What exactly are sprouted grains?
A regular grain is essentially a seed that you could put in the ground to grow a new seed-producing plant. When you let that grain start to grow, but harvest it before the shoot turns into a full-fledged plant, you end up with sprouted grain. Pretty straight forward, right? Well, here’s where things get more complicated… In order for a shoot to grow, it digests some of the starch inside the seed and uses it as fuel to break through the grain’s outer shell. So, since sprouted grain is lower in starch, it has higher proportions of other nutrients, like protein, vitamins, and minerals, compared to unsprouted grains.
Are sprouted grains a smarter choice?
More protein, vitamins, and minerals—sounds like a no-brainer.
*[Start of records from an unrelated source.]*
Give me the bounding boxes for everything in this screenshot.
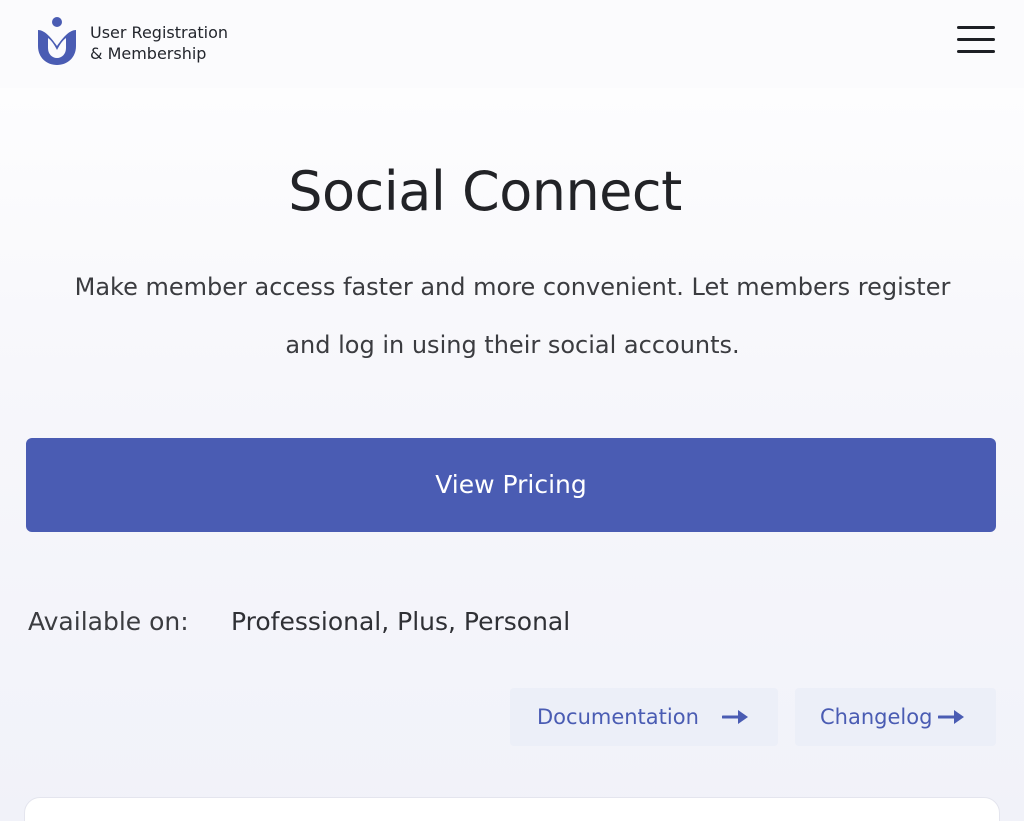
hamburger-line (957, 50, 995, 53)
page-title: Social Connect (288, 160, 682, 223)
page-description: Make member access faster and more conve… (40, 258, 985, 374)
arrow-right-icon (722, 710, 748, 724)
page: User Registration & Membership Social Co… (0, 0, 1024, 821)
arrow-right-icon (938, 710, 964, 724)
documentation-label: Documentation (537, 705, 699, 729)
brand-line-1: User Registration (90, 23, 229, 42)
changelog-button[interactable]: Changelog (795, 688, 996, 746)
hamburger-line (957, 38, 995, 41)
available-plans: Professional, Plus, Personal (231, 607, 571, 636)
site-header: User Registration & Membership (0, 0, 1024, 88)
brand-name[interactable]: User Registration & Membership (90, 22, 228, 64)
hamburger-menu-button[interactable] (955, 24, 997, 56)
description-line-1: Make member access faster and more conve… (74, 273, 951, 301)
documentation-button[interactable]: Documentation (510, 688, 778, 746)
content-card (24, 797, 1000, 821)
available-on-label: Available on: (28, 607, 189, 636)
brand-line-2: & Membership (90, 44, 207, 63)
changelog-label: Changelog (820, 705, 933, 729)
view-pricing-button[interactable]: View Pricing (26, 438, 996, 532)
description-line-2: and log in using their social accounts. (285, 331, 740, 359)
hamburger-menu-icon (957, 26, 995, 29)
user-registration-logo-icon[interactable] (36, 16, 78, 66)
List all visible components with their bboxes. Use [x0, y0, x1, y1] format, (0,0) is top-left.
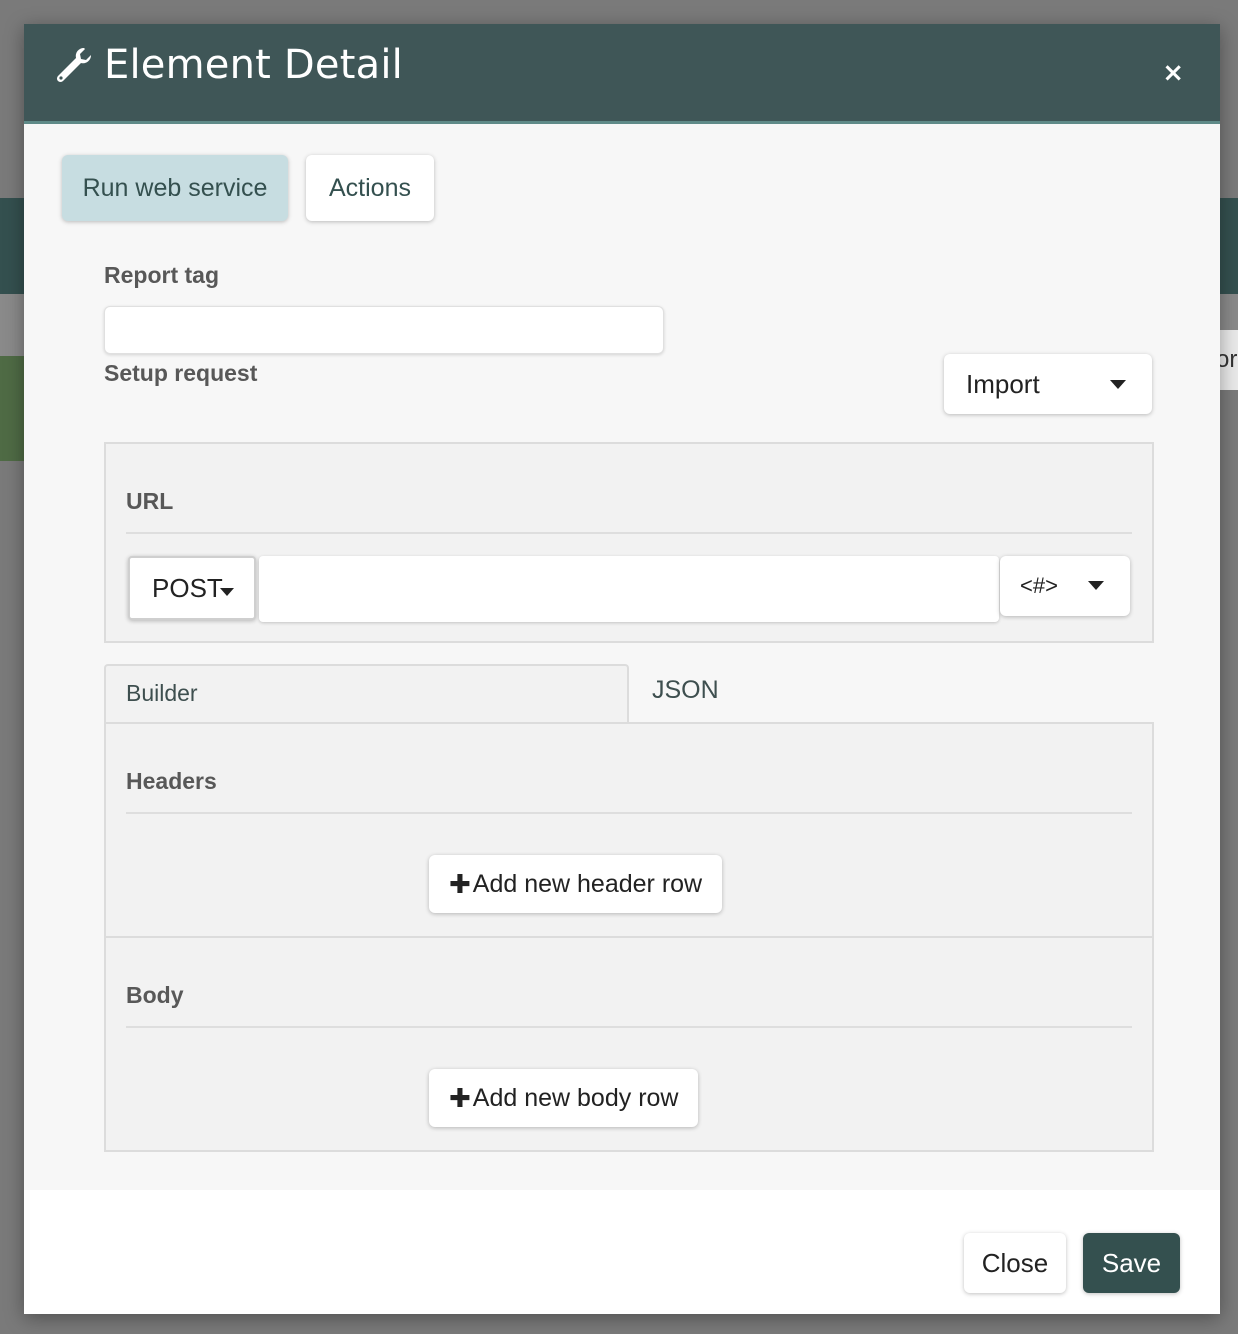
- insert-tag-label: <#>: [1020, 573, 1058, 598]
- setup-request-label: Setup request: [104, 360, 258, 386]
- modal-title: Element Detail: [104, 42, 403, 88]
- http-method-dropdown[interactable]: POST: [128, 556, 256, 620]
- add-body-row-button[interactable]: ✚ Add new body row: [429, 1069, 699, 1127]
- import-dropdown[interactable]: Import: [944, 354, 1152, 414]
- close-button[interactable]: Close: [964, 1233, 1066, 1293]
- tab-actions[interactable]: Actions: [306, 155, 434, 221]
- tab-json[interactable]: JSON: [652, 676, 719, 705]
- report-tag-input[interactable]: [104, 306, 664, 354]
- body-title: Body: [126, 982, 184, 1008]
- modal-title-wrap: Element Detail: [54, 42, 403, 88]
- headers-panel: Headers ✚ Add new header row: [104, 722, 1154, 938]
- url-title: URL: [126, 488, 174, 514]
- body-panel: Body ✚ Add new body row: [104, 936, 1154, 1152]
- caret-down-icon: [1110, 380, 1126, 389]
- add-body-row-label: Add new body row: [472, 1083, 679, 1112]
- modal-footer: Close Save: [24, 1190, 1220, 1314]
- caret-down-icon: [220, 588, 234, 596]
- url-divider: [126, 532, 1132, 534]
- http-method-value: POST: [152, 572, 223, 603]
- insert-tag-dropdown[interactable]: <#>: [1000, 556, 1130, 616]
- tab-run-web-service[interactable]: Run web service: [62, 155, 288, 221]
- plus-icon: ✚: [449, 868, 471, 899]
- modal-body: Run web service Actions Report tag Setup…: [24, 124, 1220, 1190]
- headers-divider: [126, 812, 1132, 814]
- import-label: Import: [966, 368, 1040, 399]
- add-header-row-button[interactable]: ✚ Add new header row: [429, 855, 723, 913]
- save-button[interactable]: Save: [1083, 1233, 1180, 1293]
- body-divider: [126, 1026, 1132, 1028]
- caret-down-icon: [1088, 581, 1104, 590]
- wrench-icon: [54, 45, 94, 85]
- modal-header: Element Detail ×: [24, 24, 1220, 124]
- add-header-row-label: Add new header row: [472, 869, 703, 898]
- url-input[interactable]: [259, 556, 999, 622]
- close-icon[interactable]: ×: [1162, 58, 1184, 88]
- headers-title: Headers: [126, 768, 217, 794]
- element-detail-modal: Element Detail × Run web service Actions…: [24, 24, 1220, 1314]
- tab-builder[interactable]: Builder: [104, 664, 629, 724]
- plus-icon: ✚: [449, 1082, 471, 1113]
- url-panel: URL POST <#>: [104, 442, 1154, 643]
- report-tag-label: Report tag: [104, 262, 219, 288]
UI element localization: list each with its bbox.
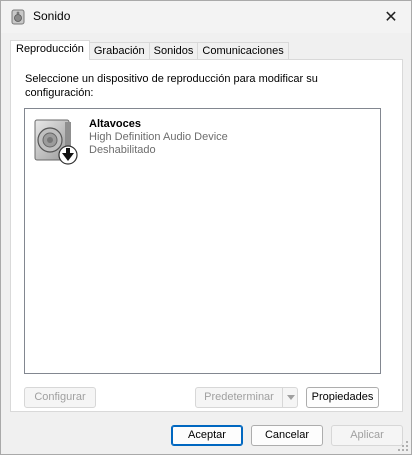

Unfortunately, the protein boost at the seed level doesn’t mean a whole lot for human nutrition. “I don't think the difference would be significant enough to translate into muscle-building advantage,” says Reinagel. Plus, the sprouted grains in baked products, like breads, lose some of their oomph during the production process. “The advantages of sprouted grains are maximized when you are eating the sprouted grains themselves,” notes Reinagel. “But most of those nutritional benefits get lost when you take that sprouted grain, then dry it, grind it into flour, and expose it to heat”
Still, while the grams of protein in sprouted grain bread are comparable to the protein in whole grain bread, sprouted grain products may be a better choice for vegetarians. Those made with variety of grains and legumes, like Ezekiel bread, deliver all of the amino acids necessary to make up a complete protein. And while most of us don’t rely on grains as a good source of protein, sprouted grains can be a good place for vegetarians to pick up some of the complete protein they’re missing out on by not eating meat.
The bottom line
Sprouted grains are whole grains, and whole grains are healthier than their refined-grain alternatives, like white bread, pasta, and rice. “The sprouted grain products I've seen, like breads and cereals, tend to be clean, whole grain foods, so I think they are a great option, especially if you like the way they taste,” says Reinagel. “But if you can't find them or they are crazy-expensive, similar whole grain products would be just as good.”